Aanvullende rechtsmacht
Een en ander betekent niet dat we binnen afzienbare tijd Israëlische militairen of politici in de beklaagdenbank van het ISH kunnen verwachten. Het is van belang te beseffen dat de rechtsmacht van het ISH aanvullend is. Als in de betreffende staat de verdenkingen van de misdrijven, waar het in het statuut om gaat, zijn voorgelegd aan een onafhankelijke rechter, dan moet het Strafhof de zaak overlaten aan die nationale rechter. In het geval van Israël geldt dat dit land een onafhankelijke rechterlijke macht kent, die uitstekend in staat is om eventueel door militairen of burgers gepleegde misdrijven te behandelen.

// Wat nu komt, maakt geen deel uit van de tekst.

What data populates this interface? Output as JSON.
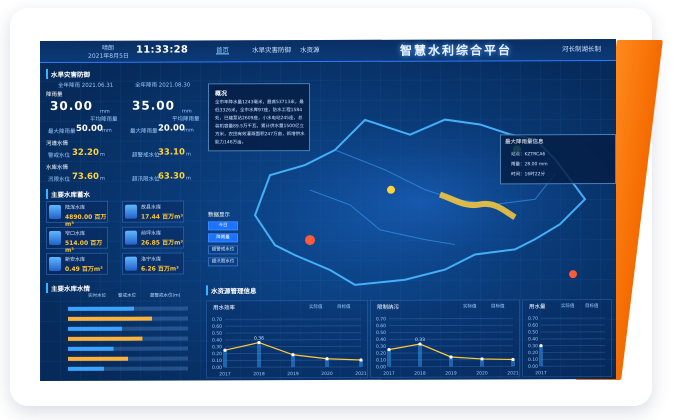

Verder betekent de toetreding van ‘Palestina’ tot het statuut van het ISH ook dat misdrijven gepleegd door bijvoorbeeld Hamasterroristen aan het ISH kunnen worden voorgelegd. Ten slotte is voor berechting vereist dat verdachten zijn overgedragen aan het ISH. Het Hof is daarbij afhankelijk van de medewering van staten. Het is hoe dan ook zaak de geschetste ontwikkelingen nauwlettend te volgen. Zij tonen in ieder geval aan dat de strijd tegen Israël ook via het Strafhof gevoerd zal worden.